Ramani News - Seruan untuk melaksanakan umrah secara mandiri atau yang juga sering disebut dengan umrah backpacker cukup masif di tengah masyarakat, khususnya di jejaring media sosial.
Banyak pihak menganggap, fenomena umrah backpacker ini merupakan ancaman bagi eksistensi perusahaan Penyelenggara Perjalanan Ibadah Umrah.
Orang kini tidak lagi membutuhkan PPIU untuk beribadah ke Tanah Suci, karena semua persiapan hingga keberangkatan bisa dilakukan sendiri seperti booking tiket penerbangan, hotel, visa dan sebagainya.
Lantas apakah benar umrah backpacker mengancam eksistensi PPIU? Sekretaris Jenderal (Sekjen) Himpunan Penyelenggara Umroh dan Haji (HIMPUH), M Firman Taufik menampik hal tersebut.
Firman mengaku tidak melihat umrah mandiri sebagai ancaman, karena umrah atau haji itu adalah bisnis kepercayaan.
Jikapun kelak umrah mandiri semakin marak, tetap persentasenya tidak sebesar bepergian dengan travel resmi. Data yang HIMPUH miliki pelaku umrah mandiri hanya mencapai 3,2 persen saja dari total jemaah umrah.
Menurut Firman, secara umum jamaah umrah backpacker akan mendapat harga yang lebih mahal dibanding lewat travel, karena travel pergi dalam grup.

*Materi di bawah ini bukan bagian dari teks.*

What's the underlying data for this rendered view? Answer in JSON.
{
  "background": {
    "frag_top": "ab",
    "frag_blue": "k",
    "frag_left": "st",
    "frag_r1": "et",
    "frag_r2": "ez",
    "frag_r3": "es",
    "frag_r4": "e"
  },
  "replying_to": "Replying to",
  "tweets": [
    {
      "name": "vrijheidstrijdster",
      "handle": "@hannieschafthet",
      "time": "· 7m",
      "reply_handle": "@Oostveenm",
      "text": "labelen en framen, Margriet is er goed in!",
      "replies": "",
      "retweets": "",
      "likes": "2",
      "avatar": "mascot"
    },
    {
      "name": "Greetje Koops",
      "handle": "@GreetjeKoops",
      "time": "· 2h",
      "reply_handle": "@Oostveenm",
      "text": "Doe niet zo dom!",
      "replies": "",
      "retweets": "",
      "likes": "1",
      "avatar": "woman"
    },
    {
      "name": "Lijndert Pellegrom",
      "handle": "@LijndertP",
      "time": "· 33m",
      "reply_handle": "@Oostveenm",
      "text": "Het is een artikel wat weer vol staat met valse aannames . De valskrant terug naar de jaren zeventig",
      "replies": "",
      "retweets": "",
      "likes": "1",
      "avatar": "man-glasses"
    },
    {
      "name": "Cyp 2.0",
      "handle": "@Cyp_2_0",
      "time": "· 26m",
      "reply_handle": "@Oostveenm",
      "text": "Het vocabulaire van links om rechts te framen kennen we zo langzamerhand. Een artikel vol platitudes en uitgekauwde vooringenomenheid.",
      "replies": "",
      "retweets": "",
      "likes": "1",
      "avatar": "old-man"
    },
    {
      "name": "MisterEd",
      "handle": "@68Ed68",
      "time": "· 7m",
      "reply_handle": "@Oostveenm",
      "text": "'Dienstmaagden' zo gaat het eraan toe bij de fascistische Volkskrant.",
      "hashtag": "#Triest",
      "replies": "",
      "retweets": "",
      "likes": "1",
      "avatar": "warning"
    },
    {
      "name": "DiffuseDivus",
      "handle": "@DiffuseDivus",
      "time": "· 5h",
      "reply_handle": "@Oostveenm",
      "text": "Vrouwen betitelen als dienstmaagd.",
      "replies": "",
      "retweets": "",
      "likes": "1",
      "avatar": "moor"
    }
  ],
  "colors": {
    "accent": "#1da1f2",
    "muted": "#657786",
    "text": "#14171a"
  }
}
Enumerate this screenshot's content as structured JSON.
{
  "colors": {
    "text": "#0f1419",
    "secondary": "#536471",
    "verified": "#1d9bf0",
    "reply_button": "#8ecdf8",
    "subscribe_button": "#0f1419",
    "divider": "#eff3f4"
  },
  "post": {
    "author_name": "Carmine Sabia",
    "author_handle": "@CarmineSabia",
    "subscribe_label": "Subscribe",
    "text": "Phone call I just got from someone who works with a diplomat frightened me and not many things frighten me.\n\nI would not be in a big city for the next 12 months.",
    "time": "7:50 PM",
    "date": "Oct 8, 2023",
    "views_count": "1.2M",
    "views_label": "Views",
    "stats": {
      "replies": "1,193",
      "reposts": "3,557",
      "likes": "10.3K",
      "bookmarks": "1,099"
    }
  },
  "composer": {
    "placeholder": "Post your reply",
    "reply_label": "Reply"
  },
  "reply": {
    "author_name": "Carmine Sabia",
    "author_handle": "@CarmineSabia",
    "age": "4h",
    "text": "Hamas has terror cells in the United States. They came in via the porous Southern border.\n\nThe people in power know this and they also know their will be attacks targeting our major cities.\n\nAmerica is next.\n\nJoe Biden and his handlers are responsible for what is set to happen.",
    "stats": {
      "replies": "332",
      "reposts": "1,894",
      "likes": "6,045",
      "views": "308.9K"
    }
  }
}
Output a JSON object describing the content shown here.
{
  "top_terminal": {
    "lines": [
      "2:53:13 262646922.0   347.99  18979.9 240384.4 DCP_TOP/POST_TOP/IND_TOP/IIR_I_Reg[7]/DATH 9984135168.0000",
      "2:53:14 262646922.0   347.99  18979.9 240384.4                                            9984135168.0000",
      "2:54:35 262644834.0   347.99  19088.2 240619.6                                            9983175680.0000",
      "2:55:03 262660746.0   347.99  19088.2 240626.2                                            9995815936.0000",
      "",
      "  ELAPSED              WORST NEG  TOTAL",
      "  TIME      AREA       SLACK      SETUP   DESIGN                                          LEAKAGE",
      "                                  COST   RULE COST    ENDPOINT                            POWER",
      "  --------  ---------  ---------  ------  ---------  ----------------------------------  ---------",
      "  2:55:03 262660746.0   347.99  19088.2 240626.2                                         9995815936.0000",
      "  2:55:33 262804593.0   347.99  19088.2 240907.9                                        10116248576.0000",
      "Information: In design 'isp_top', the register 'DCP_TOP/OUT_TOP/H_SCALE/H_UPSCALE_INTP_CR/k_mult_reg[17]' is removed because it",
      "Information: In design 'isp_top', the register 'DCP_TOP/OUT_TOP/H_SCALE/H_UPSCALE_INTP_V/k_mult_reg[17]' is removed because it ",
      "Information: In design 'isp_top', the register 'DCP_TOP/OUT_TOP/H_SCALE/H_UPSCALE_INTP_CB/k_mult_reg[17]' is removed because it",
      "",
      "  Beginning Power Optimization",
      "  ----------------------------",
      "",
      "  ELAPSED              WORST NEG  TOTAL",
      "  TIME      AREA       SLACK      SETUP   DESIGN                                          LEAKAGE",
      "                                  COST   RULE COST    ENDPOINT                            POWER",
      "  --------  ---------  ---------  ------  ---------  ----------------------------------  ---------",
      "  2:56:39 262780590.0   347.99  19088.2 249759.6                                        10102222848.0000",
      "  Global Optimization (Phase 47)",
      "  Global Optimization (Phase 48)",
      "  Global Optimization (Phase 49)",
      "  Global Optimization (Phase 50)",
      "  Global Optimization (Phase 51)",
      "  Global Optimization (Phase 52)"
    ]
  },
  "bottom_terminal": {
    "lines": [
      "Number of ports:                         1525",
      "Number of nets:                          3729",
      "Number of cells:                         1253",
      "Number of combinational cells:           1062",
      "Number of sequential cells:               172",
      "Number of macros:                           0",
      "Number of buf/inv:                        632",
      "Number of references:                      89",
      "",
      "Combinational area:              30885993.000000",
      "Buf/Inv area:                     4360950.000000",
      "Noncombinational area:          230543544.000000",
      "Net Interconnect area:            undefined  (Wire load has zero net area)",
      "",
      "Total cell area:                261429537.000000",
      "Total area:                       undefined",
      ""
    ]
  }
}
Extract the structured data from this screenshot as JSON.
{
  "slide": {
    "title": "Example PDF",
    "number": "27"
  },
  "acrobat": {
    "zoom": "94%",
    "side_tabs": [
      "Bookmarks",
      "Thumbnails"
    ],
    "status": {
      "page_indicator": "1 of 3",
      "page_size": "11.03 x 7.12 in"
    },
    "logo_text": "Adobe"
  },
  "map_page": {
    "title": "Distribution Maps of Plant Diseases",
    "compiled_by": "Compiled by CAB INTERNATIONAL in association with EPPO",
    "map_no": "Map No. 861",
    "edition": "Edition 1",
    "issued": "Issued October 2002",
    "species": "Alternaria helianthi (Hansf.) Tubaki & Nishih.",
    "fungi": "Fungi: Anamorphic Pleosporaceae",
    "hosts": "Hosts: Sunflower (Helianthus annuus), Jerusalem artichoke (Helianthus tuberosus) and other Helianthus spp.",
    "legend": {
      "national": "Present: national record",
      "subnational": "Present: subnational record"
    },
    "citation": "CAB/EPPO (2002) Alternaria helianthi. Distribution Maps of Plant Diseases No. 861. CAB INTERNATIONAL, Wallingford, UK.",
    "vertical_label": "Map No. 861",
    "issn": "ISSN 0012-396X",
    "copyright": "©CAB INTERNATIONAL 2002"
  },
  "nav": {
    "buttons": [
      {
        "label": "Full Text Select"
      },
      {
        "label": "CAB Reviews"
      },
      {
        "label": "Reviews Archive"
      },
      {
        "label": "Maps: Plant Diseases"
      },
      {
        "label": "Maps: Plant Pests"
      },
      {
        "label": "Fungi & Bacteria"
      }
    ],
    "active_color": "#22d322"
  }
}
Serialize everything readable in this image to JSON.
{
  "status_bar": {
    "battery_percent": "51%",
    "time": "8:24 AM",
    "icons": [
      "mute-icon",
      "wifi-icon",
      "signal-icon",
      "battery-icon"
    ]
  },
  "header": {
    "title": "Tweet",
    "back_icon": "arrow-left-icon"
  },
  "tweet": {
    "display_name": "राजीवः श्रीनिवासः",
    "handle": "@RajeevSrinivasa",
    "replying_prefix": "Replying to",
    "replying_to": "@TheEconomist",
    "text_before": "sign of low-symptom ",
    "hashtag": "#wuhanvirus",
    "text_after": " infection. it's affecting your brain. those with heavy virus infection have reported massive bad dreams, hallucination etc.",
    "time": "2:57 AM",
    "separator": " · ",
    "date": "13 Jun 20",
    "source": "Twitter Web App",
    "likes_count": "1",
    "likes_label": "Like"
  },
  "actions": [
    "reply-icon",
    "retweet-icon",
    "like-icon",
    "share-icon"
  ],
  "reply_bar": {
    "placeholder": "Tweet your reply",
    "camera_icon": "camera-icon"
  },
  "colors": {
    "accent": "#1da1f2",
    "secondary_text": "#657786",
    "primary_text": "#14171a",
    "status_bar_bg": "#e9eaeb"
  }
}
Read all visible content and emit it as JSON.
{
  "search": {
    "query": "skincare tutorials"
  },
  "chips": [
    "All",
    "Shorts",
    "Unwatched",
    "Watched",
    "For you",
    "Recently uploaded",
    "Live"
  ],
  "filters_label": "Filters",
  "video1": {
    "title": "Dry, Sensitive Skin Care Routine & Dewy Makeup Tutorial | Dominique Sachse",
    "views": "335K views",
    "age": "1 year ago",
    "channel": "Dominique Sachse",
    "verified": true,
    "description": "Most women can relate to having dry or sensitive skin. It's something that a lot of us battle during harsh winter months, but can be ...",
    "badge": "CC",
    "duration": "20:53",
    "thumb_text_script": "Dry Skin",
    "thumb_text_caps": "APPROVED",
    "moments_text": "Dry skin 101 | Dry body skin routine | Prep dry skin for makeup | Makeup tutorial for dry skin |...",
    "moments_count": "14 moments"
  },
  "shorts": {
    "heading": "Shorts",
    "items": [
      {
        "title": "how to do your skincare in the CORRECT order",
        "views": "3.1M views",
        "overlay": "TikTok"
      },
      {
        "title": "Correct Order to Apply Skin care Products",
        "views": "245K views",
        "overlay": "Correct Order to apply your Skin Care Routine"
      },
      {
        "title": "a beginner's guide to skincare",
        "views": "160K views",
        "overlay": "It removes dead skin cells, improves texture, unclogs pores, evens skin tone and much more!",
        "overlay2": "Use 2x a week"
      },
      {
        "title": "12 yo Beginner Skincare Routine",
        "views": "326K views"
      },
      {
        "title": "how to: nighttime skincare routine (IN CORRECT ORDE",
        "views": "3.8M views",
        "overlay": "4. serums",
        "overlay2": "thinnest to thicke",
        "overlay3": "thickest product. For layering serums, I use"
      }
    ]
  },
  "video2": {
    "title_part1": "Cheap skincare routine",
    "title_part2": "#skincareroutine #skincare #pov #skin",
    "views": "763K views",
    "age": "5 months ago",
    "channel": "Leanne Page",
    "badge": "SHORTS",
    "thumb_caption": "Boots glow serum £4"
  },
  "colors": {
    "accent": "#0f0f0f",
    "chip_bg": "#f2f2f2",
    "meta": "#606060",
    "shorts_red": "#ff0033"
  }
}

"Kalau ada yang dapat lebih murah itu kondisional saja, tidak semua bisa dapat," ujar Firman seperti dilansir dari Republika.co.id, Kamis (14/9/2023).
"Kalau konsepnya backpaker-an iya jadi murah, sekamar rame-rame, jarak hotelnya jauh, room only, makannya jajan. kalau pakai hotel malah lebih mahal karena akan kena harga individual," jelas dia.
Selain itu transaksi langsung dengan pihak asing rawan jika terjadi wan prestasi. Maka urusannya akan berlarut-larut atau bahkan berpotensi tidak dapat klaim sama sekali (tidak ada perlindungan hukum).
Yang tidak kalah penting, kata Firman, masyarakat perlu tahu bahwa pelaksanaan umrah backpacker itu melanggar hukum positif. Jika hal tersebut dilakukan maka bisa mengotori kemurnian ibadah.
Pada UU 8 Tahun 2019 jelas disebutkan bahwa penyelenggaraan umrah hanya dapat dilakukan oleh PPIU yang notabene adalah perusahaan swasta yang memiliki lisensi sebagai penyelenggara umrah. Sanksi hukumnya kurungan penjara 6 tahun atau denda uang maksimal Rp6 miliar.